Columnist, policy analyst and journalist Raza Rumi has said that both Pakistan Muslim League-N and the Pakistan People’s Party will have to get former Punjab governor Salmaan Taseer’s brutal murder investigated, unearth the conspiracy if the mainstream political parties have to survive and present viable alternatives to fascists and extremists.
“If the PPP and the PML-N have to survive as political actors and present viable alternatives to the fascists and extremists, then they will have to get this murder investigated, unearth the conspiracy that must have preceded this act of terror and punish the perpetrators,” he wrote in his fresh article in a local English daily.
Rumi wrote that Salmaan Taseer’s brutal murder at the hands of a policeman was a cruel reminder of where “we have landed ourselves: in a dark morass of irrationality lorded over by pernicious ideologies.” Taseer was a representative of the federation in the largest province of Pakistan, he wrote. “Yet, as his death shows, he was very vulnerable to the deep-seated prejudice within the state and society,” he wrote.
A target of the reactionaries and of bigots, he (Taseer) became a symbol of resistance against the Talibanisation of Punjab, he wrote. A scion of Urdu’s great poet MD Taseer, he was a self-made businessman and a staunch supporter of democracy in Pakistan. “He (Taseer) had a long history of struggle against (former military ruler General Muhammad) Ziaul Haq’s dictatorship,” he said.
After his political hibernation, Taseer emerged as the PPP’s formidable voice of reason.

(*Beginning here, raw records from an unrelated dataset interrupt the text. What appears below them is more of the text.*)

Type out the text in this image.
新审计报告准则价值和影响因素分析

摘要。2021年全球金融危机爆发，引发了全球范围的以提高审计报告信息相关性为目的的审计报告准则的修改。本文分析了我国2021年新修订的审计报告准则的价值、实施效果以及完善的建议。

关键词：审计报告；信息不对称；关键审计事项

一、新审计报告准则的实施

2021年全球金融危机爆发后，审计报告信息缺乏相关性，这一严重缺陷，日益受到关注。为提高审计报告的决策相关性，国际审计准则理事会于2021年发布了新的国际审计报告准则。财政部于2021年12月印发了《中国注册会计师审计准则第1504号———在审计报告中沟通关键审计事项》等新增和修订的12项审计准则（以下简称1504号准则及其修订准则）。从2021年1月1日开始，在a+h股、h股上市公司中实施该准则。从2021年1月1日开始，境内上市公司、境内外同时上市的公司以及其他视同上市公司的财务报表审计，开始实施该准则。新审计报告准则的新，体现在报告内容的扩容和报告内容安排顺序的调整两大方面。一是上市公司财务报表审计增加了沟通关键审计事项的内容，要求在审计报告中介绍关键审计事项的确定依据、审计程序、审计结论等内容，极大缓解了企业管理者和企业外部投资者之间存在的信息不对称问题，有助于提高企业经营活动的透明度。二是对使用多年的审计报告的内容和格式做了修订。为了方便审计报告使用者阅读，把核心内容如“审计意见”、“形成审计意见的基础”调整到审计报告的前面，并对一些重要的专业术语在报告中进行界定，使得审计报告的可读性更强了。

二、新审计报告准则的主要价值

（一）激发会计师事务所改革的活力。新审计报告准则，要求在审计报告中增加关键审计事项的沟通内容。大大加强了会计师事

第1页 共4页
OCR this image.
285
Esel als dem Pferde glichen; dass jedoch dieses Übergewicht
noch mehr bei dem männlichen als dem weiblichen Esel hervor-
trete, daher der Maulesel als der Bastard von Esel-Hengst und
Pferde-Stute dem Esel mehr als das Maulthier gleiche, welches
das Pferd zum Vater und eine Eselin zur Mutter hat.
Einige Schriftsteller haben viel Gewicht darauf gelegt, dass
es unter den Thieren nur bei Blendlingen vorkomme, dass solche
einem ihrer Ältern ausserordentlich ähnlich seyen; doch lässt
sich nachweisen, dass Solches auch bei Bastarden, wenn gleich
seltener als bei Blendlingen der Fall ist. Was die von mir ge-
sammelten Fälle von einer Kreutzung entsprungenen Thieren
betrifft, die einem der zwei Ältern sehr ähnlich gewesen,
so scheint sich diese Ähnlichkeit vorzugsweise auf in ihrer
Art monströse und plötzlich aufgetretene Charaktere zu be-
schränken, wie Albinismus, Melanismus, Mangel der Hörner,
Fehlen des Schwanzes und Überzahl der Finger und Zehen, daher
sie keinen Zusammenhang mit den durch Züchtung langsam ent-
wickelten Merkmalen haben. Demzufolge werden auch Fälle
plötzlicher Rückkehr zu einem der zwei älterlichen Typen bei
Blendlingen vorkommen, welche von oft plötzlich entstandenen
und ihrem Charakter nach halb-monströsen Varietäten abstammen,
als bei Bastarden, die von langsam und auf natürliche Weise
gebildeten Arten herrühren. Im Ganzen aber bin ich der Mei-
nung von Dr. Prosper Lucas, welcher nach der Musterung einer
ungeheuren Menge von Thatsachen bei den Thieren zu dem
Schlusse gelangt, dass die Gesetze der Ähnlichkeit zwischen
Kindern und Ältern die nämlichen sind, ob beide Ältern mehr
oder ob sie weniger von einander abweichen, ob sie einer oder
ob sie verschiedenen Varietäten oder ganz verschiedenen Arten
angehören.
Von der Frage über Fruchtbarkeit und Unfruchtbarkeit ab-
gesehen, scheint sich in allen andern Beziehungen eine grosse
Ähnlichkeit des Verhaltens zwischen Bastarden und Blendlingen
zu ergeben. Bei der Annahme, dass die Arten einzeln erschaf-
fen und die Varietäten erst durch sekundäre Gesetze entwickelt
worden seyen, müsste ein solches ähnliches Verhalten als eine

His recent brave act of leading a campaign against the sentencing of Aasia Bibi rallied Pakistan’s moderate Muslims and its intelligentsia who felt emboldened by his courage. Rumi said that whilst his party dilly-dallied on the issue of revising the blasphemy laws ultimately succumbing to expediency, Taseer remained firm on his position.
In Pakistan, injustice is the norm and anyone choosing to defy this norm is likely to be crushed. “Such is the case with our former governor who will be remembered as a brave man of principles,” he wrote. “The implications of this tragic development are manifold: First, that resistance against the state-sponsored bigotry will further dwindle. Who will dare to take public positions on issues such as discriminatory laws and abuse of religion? Second, the Punjabi militants will celebrate this victory and further strengthen their position in the rural hinterland where militancy is bred and exported,” Rumi wrote.
“Political parties sharing power in the province have appeased the militants or entered into political pacts with them. Third, it appears that a section of the security apparatus designed to protect public functionaries — as it has failed to protect ordinary citizens thus far — is both penetrable and prey to extremist leanings,” he wrote. “Benazir Bhutto’s assassination and the confounded investigation of her murder demonstrate two things: our civilian investigation and prosecution agencies are dysfunctional and that the security establishment is above the law,” he wrote.
“Taseer’s murder is yet another blow to Pakistan’s liberals and moderates alike. The worst part is that if they are eliminated, there is no guarantee of a fair investigation and trial,” he wrote. “This is why the flawed strategy of appeasing militants here or in Afghanistan is so fatal for Jinnah’s Pakistan. Whatever is left of that original vision of Pakistan is now under grave danger,” he wrote.